Sale temps pour les prisonniers qui viennent de purger leur peine : un tueur d’assassins les attend à la sortie !
Après 30 ans passés à croquer des criminels et des meurtriers en tous genres, certains simples victimes des circonstances, d’autres psychopathes avérés, un dessinateur judiciaire passe la barrière et sombre dans une folie meurtrière. Ivre de vengeance après le viol et le suicide de sa fille Caroline, il s’arme et décide d’exécuter différents meurtriers oubliés, dès leur sortie de prison. Dans un premier temps, ce « justicier dans la ville », assassin d’assassins, se trouve grisé par ses premiers succès. Il prend même le risque inouï de recontacter Léa, un ancien flirt commissaire de police, qui est justement chargée de l’enquête sur cette série de meurtre peu banale. Mais bientôt la chance lui tourne le dos, et la galère commence : un des ex-taulards qu’il pensait avoir abattu vient de se réveiller à l’hôpital… et un désaxé plus malin que les autres, surnommé « le samouraï », le pourchasse. La deuxième partie du diptyque est tout entière consacrée à ce jeu du chat et de la souris, dans lequel il n’est plus si évident de savoir qui est le chat.

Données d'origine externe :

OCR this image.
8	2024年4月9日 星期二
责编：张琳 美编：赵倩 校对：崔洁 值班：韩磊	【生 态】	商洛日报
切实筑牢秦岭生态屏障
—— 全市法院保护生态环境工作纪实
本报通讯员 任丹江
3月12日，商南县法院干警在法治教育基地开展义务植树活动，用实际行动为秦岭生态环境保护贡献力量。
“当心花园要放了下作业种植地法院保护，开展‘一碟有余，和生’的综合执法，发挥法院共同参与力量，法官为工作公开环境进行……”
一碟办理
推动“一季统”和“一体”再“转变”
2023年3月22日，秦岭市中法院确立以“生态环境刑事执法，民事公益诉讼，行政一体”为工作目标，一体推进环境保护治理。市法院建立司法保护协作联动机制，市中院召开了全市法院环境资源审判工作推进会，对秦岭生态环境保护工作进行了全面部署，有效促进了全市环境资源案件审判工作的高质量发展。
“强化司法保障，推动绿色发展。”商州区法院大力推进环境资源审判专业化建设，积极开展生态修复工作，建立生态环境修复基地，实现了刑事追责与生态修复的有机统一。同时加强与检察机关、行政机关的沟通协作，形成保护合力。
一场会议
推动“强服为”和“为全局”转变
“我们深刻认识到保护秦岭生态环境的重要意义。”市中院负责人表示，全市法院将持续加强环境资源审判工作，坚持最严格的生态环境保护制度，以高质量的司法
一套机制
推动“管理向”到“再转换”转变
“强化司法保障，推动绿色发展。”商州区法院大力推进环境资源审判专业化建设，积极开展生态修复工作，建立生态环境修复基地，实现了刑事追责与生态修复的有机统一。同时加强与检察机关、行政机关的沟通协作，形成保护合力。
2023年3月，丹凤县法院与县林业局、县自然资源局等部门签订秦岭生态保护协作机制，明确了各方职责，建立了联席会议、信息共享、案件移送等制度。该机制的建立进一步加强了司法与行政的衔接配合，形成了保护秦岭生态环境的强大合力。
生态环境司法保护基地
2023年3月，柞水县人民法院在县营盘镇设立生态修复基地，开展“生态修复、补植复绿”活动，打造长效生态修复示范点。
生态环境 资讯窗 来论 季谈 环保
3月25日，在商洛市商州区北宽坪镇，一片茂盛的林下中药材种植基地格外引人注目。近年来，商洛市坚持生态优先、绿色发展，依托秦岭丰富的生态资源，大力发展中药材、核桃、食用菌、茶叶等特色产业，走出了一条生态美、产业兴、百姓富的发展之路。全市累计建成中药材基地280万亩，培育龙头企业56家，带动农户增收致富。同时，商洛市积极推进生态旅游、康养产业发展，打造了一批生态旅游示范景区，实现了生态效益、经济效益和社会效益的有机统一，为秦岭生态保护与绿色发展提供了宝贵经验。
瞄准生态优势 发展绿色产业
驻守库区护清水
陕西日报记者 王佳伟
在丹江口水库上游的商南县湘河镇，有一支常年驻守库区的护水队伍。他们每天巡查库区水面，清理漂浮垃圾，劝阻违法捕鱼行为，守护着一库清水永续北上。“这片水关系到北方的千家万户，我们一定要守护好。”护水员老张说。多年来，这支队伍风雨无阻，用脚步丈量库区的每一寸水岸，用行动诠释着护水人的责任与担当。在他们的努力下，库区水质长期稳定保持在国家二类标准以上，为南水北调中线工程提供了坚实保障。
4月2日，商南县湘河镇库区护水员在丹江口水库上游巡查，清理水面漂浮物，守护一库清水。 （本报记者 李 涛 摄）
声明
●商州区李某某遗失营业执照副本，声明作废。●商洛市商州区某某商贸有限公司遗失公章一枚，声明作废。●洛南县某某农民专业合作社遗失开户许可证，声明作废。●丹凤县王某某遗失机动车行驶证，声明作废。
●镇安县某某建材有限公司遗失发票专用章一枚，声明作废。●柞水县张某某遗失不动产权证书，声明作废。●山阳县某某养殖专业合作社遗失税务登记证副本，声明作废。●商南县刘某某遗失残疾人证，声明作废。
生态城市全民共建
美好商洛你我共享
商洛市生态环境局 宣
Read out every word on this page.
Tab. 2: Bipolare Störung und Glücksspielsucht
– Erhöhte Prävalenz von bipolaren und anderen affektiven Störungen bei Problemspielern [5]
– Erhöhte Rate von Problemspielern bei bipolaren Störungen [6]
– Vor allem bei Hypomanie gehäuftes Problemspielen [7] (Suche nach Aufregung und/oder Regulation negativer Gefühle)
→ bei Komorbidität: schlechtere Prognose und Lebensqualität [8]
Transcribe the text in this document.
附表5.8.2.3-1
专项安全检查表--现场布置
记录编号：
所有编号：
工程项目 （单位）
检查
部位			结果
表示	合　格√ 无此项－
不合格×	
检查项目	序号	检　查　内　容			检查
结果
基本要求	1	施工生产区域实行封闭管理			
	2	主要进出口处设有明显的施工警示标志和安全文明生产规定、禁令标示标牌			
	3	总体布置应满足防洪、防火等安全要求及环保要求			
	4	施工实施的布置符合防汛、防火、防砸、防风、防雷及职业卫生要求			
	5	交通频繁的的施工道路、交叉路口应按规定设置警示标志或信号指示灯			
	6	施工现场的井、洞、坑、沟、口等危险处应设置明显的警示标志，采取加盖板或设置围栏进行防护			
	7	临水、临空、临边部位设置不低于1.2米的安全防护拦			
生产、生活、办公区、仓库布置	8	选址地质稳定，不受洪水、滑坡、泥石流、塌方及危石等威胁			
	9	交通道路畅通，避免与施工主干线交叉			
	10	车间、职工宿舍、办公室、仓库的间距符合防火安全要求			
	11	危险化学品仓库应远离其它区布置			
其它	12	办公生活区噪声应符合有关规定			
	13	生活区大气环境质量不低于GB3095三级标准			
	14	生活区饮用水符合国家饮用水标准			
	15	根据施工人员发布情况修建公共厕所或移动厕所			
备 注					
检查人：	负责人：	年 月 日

Il n’est pas rare, à la lecture de faits divers sordides ou de certaines affaires criminelles, qu’on se dise que la réalité n’a rien à envier aux délires des scénaristes les plus imaginatifs. Cette opinion est pourtant assez illusoire. En réalité, un fait divers donne rarement une bonne histoire. Les crimes, même spectaculaires, ne répondent généralement pas aux contraintes techniques d’une bonne histoire, qui nécessite intrigues, rebondissements et dénouements. En revanche, une collection de faits divers orchestrés autour d’un fil rouge peut tout à fait pimenter une histoire… à condition bien sûr de trouver un prétexte crédible pour réunir des affaires apparemment sans relation les unes aux autres.
En mettant en scène un dessinateur judiciaire, François Dimberton et Erroc ont trouvé un personnage capable d’incarner ce lien entre différentes affaires criminelles. Ce métier, qui consiste à assister aux procès d’assises et à réaliser des portraits sur le vif pour rendre compte de l’atmosphère des audiences (où caméras et appareils photographiques sont interdits) est celui d’un observateur… sauf si le dessinateur concerné décide de passer à l’action.
Erroc ajoute ici une fameuse corde à son arc. Le scénariste de la série d’humour Les Profs (dessinée par Pica) change radicalement de registre avec ce polar très noir, raconté presque entièrement à la première personne, du point de vue de ce dessinateur en pleine dérive névrotique. Détail amusant, le dessinateur Jean Trolley n’a pas hésité à se prendre lui-même pour modèle, pour créer le personnage principal.